Reproducible runs in CI. Pin everything: Python, torch, CUDA, NumPy, system OS. Use a hashed lockfile. Set determinism flags. Save the run's full provenance (config, git sha, data hash) as an artefact.
Model evaluation gates. A model is only promoted if it beats the production baseline on held-out evals and clears subgroup-specific bars (no regressions on minority groups). Tools: model registries (MLflow, W&B), promotion workflows, model cards.
Data drift checks in CI. Before retraining, validate that the new data matches the schema and distribution of training data within thresholds. Great Expectations + a GH Action runs this on every data update.
Security & supply chain. Pip-audit or safety on every PR. Dependabot for automated security updates. SBOM generation. Pin git submodules / external models by SHA.

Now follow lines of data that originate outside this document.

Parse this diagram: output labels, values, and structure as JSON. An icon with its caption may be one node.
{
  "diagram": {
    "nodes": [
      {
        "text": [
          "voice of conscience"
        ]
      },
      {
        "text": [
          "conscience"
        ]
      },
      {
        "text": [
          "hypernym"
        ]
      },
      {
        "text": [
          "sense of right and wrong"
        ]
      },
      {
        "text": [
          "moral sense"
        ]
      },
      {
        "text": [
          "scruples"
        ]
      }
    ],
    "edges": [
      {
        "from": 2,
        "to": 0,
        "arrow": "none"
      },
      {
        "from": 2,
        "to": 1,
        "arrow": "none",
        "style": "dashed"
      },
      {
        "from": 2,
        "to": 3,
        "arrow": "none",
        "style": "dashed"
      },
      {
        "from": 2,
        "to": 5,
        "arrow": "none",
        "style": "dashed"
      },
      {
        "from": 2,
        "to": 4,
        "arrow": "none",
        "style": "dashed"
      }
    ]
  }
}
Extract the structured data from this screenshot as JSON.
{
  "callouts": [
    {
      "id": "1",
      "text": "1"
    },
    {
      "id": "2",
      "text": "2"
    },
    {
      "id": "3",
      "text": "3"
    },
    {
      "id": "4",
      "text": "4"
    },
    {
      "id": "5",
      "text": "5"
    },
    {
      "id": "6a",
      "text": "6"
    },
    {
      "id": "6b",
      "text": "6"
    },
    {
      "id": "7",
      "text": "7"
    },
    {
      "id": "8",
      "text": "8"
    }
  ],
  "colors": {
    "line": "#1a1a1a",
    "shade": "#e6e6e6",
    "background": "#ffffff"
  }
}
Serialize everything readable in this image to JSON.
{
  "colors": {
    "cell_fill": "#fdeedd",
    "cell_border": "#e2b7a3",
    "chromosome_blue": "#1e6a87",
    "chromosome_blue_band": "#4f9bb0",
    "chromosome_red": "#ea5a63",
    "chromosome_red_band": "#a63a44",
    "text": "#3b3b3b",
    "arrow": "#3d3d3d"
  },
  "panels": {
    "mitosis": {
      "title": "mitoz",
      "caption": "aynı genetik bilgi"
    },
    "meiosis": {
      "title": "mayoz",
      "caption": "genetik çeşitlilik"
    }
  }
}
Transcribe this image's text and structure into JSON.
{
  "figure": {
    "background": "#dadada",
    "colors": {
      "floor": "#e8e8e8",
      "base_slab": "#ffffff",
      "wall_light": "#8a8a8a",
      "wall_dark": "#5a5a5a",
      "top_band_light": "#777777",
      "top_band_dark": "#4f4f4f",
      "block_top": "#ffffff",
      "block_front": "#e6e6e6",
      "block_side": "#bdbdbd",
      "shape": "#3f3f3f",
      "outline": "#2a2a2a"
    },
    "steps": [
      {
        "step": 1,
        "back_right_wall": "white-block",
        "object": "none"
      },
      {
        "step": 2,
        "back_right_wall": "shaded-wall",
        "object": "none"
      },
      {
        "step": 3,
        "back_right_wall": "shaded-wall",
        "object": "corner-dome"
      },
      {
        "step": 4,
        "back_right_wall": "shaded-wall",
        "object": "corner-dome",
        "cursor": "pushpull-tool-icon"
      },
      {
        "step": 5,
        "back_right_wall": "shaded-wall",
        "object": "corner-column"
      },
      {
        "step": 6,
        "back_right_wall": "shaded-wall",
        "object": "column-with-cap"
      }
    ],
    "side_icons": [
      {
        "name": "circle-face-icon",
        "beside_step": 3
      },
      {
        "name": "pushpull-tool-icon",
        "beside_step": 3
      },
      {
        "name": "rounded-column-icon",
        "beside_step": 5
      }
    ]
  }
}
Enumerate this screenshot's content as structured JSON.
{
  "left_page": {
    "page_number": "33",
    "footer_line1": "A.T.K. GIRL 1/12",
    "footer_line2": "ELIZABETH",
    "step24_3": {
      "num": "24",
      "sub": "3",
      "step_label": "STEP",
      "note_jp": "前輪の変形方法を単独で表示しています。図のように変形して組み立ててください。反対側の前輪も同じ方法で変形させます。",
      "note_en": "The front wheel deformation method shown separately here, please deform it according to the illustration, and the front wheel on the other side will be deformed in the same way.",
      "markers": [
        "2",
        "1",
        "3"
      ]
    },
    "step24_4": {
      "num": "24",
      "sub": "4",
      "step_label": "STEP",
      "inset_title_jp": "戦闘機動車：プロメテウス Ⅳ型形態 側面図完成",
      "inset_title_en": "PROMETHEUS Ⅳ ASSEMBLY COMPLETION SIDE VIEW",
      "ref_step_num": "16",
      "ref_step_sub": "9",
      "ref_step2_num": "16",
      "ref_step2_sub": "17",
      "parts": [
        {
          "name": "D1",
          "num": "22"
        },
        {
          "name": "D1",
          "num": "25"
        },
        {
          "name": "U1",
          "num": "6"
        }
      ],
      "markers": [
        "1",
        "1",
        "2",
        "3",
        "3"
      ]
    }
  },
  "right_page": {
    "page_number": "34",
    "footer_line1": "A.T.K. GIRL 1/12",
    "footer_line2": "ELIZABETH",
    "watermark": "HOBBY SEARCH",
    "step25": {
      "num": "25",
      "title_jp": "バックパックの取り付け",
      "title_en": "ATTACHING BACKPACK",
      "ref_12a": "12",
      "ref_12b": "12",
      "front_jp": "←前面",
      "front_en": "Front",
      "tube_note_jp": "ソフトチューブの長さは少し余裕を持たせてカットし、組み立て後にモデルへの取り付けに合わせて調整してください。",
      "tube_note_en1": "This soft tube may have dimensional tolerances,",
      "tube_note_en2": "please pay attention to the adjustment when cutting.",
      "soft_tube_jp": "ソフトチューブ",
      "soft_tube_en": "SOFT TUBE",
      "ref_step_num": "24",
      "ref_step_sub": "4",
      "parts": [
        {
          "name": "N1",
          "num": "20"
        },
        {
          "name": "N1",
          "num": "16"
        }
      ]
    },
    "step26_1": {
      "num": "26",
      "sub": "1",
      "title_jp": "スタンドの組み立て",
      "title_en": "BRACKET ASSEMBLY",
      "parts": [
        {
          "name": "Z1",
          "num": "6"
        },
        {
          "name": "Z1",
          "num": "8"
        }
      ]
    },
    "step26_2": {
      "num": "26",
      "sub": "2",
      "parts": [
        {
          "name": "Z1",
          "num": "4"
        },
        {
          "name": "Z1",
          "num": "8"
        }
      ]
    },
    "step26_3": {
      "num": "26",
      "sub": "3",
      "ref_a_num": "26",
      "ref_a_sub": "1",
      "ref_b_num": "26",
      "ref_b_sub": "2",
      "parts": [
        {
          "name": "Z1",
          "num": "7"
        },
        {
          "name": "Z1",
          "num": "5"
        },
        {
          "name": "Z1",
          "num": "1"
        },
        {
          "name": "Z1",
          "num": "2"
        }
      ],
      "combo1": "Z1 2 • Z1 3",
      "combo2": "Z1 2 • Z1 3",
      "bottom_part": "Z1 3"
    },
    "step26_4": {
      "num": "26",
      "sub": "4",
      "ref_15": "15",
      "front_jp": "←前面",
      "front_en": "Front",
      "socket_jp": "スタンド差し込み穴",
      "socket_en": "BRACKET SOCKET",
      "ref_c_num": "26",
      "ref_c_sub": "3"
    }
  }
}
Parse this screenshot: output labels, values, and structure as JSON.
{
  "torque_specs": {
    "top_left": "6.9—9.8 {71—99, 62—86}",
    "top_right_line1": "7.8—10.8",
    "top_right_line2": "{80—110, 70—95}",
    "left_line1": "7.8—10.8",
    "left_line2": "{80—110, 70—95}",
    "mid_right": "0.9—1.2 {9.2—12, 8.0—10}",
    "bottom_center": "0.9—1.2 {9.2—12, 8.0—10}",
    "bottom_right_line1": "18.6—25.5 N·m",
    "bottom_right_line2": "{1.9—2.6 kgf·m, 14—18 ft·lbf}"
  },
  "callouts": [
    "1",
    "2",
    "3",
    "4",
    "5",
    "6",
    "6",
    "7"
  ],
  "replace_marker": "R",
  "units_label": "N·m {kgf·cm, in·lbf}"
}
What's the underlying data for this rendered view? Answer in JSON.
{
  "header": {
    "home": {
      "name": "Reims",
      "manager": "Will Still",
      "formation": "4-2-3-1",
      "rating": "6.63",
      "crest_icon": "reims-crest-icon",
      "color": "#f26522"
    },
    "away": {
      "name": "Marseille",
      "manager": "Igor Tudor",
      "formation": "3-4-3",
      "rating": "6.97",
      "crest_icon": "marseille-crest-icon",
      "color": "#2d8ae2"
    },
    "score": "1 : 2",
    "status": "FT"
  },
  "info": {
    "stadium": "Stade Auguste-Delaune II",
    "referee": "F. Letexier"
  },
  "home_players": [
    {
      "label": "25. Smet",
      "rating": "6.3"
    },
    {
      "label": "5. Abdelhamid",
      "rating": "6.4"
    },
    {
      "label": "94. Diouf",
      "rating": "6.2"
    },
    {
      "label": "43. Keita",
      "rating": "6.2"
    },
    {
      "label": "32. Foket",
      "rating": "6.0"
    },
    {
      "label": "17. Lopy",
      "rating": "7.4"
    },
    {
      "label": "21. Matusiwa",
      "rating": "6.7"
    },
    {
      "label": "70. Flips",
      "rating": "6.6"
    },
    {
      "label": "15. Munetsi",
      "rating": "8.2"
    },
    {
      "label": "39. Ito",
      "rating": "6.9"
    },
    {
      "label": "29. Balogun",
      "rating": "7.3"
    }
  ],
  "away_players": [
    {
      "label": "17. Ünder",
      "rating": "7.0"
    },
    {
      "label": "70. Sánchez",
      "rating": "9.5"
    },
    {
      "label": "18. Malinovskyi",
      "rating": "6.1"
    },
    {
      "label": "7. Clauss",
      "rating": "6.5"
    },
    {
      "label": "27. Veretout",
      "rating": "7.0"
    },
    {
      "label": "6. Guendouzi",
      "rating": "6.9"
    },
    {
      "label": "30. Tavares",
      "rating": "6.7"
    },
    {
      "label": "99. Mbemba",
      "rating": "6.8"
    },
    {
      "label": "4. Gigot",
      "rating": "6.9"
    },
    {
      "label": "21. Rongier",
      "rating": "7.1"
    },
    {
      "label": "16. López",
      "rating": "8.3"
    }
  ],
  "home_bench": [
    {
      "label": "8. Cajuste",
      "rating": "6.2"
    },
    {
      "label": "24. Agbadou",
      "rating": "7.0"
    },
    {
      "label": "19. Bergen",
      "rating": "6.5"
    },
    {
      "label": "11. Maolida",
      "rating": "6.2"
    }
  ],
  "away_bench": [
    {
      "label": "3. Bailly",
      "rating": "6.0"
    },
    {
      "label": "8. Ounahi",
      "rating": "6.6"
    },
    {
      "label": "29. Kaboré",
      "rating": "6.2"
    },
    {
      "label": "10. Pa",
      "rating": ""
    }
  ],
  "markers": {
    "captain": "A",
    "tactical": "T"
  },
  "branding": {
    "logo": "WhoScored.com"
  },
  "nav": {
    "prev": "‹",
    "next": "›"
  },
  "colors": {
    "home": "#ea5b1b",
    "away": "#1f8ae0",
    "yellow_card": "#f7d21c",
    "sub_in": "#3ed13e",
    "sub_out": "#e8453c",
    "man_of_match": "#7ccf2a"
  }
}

Cost monitoring. Track CI / training cost per PR. Quotas per team. Alert when a run uses 10× normal compute — usually means a bug.
Self-hosted runners. For GPU jobs or special hardware. Manage scaling (Karpenter, RunPod) so you only pay for time you use. Worth it when GitHub-hosted GPU pricing exceeds your dedicated-runner cost.
Release engineering. Semantic versioning for the package; a separate version for the trained model (commit + checkpoint id). Changelog auto-generation from conventional commits.